Euer Ziel ist nun klar umrissen: Erforscht die Welt und gebietet Balasar
Einhalt. Ihr untersucht die kleine Welt von Mistralis aus einer schicken
2D-Perspektive. Obwohl alle Objekte auf außerordentlich schöne Art und Weise
(zumal bei einem WiiWare-Spiel) in 3D dargestellt werden, könnt ihr stets nur
klassisch nach links und rechts laufen. Vorgegebene Levels wie in Super Mario
findet ihr aber nicht. Es gibt eine große zusammenhängende Welt, die nach und
nach auf der Suche nach alten Schreinen erobert werden will. Das Spielprinzip
erinnert insofern etwas an die Zelda-Reihe, denn auch hier könnt ihr zunächst
nur einen kleinen Ausschnitt der Welt begehen, nur um mit der Zeit immer mehr
Fähigkeiten und Gegenstände nutzen zu können.

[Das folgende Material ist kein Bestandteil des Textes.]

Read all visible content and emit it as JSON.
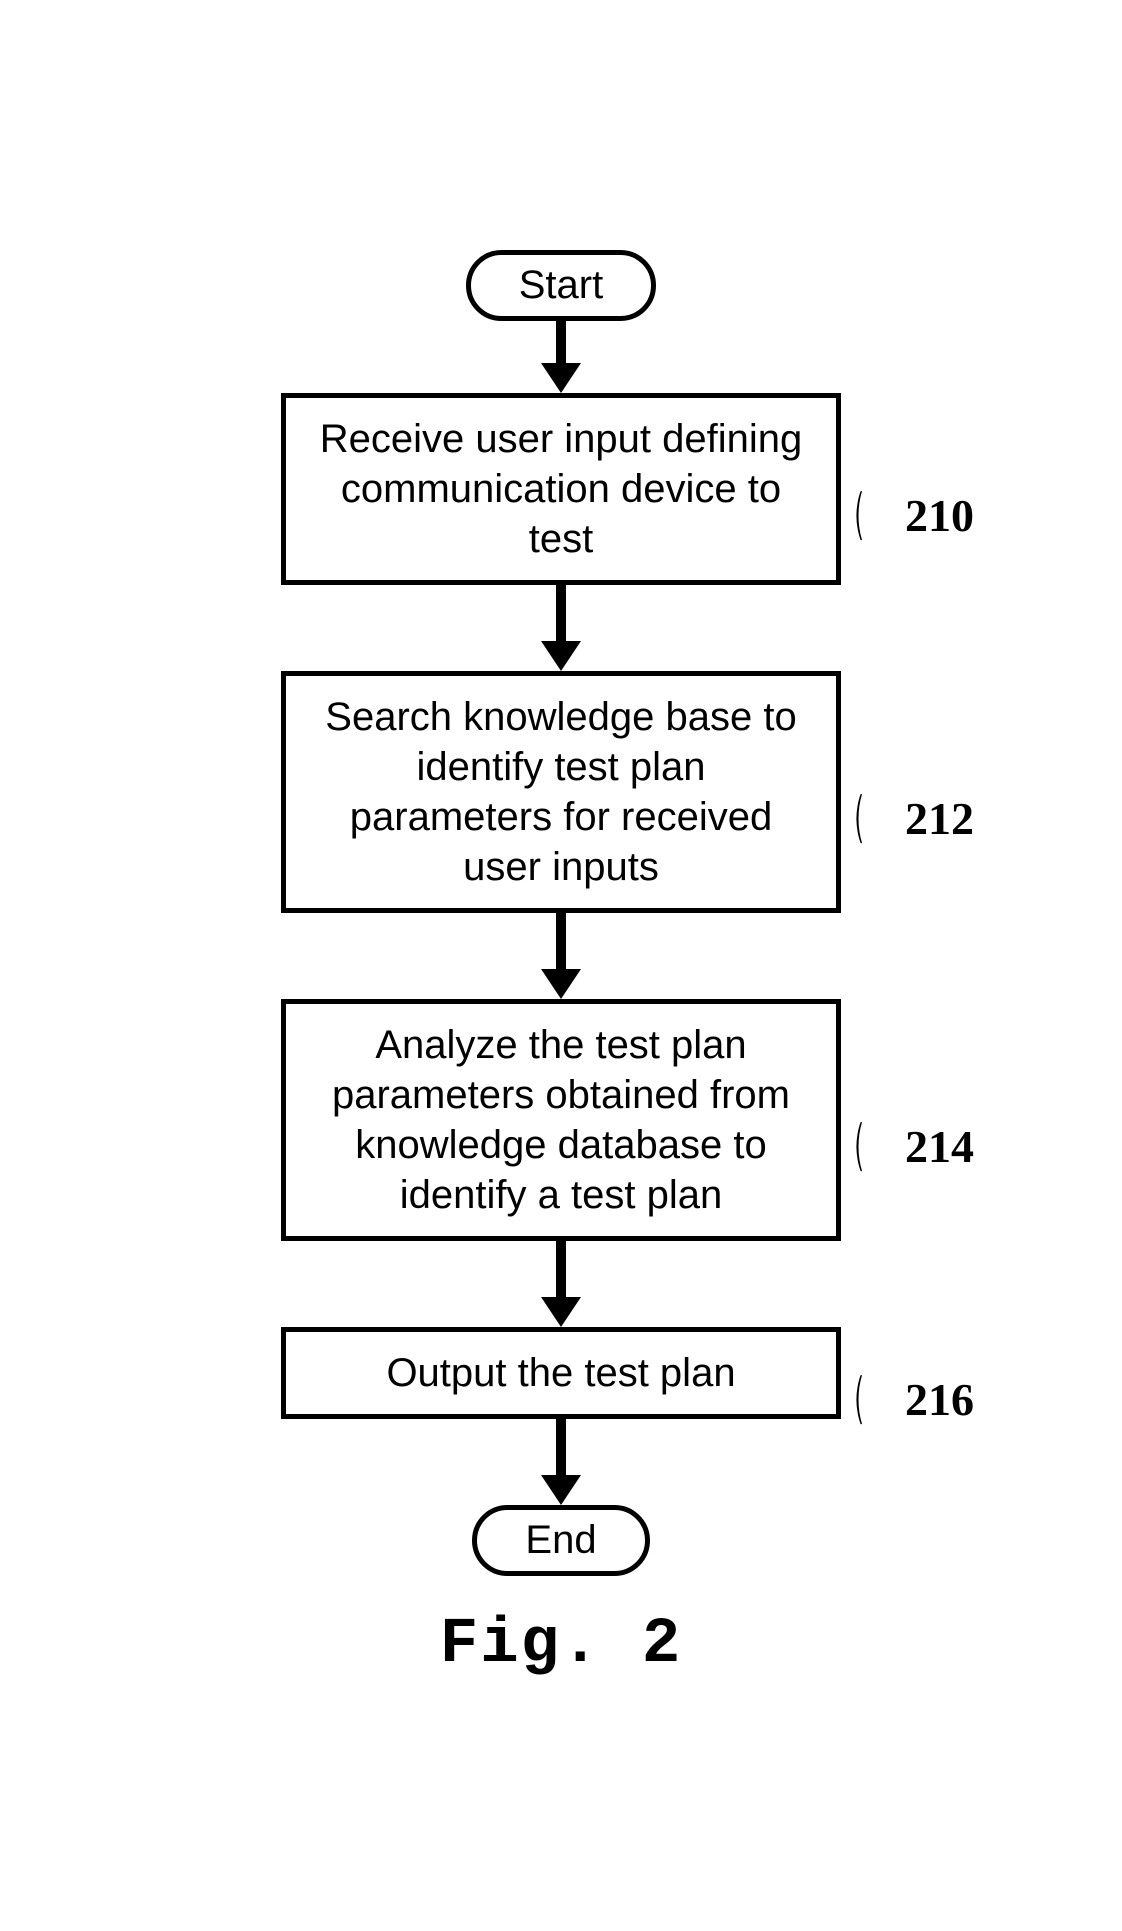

Das besondere dabei ist die Steuerung, die schon im Vorfeld für das ungewöhnlich
große Interesse am Spiel gesorgt hatte. Ihr steuert mit Wiimote und Nunchuk
sowohl Toku als auch Enril. Mit dem Stick könnt ihr den Jungen ganz bequem nach
rechts und links laufen lassen, aber für das Springen, essentieller Bestandteil
eines 2D-Spiels, sorgt Enril. Drückt den A-Knopf, zieht einen Strich durch Toku
und er wird vom Wind ein Stück weit fortgepustet. Ihr könnt bestimmen, ob
senkrecht nach oben, schräg die Stiege hinauf oder fast waagerecht als
Hechtsprung über eine kaputte Brücke. Obwohl sich das zunächst kompliziert und
unnötig anhört, funktioniert es tadellos, was auch der tollen Lernkurve
geschuldet ist. Stück für Stück werdet ihr herangeführt an neue Aktionen und
lernt langsam aber sicher, alle Feinheiten zu schätzen. Die sich aufbauenden
Fähigkeiten beziehen sich vor allem auf die Möglichkeiten des Windes. Erst ist
nur ein Sprung möglich, dann zwei, dann drei, schließlich dürft ihr an
bestimmten Stellen Blüten zum Schweben nutzen, dann überall ein Cape. So
arbeitet ihr euch stetig voran, setzt neue Fähigkeiten ein und redet mit der
handvoll Dorbewohner, die euch weitere Wege zeigen. Leider wird der Spielablauf
an dieser Stelle etwas monoton. Vielleicht mag das auch der grundsätzlichen
Zweidimensionalität geschuldet sein, aber bis auf die Weiterentwicklung der
Fähigkeiten werden dem Spieler kaum weitere, anspruchsvolle Spielinhalte
geboten. Die oft hoch gelobten Rätsel werden auch Nicht-Gehirnakrobaten ohne
Weiteres lösen können (knorriges Holztor; brennende Fackel; Wind: auf!) und die
restliche Spielmechanik ist eben recht beschränkt. Todesgefahr droht dem Spieler
dabei sowieso kaum. Es gibt zwar die sogenannten Glorbs, angeblich bösartige,
schwarze Schergen des Balasar, die aber mehr aussehen wie knuffige Goo-Bälle.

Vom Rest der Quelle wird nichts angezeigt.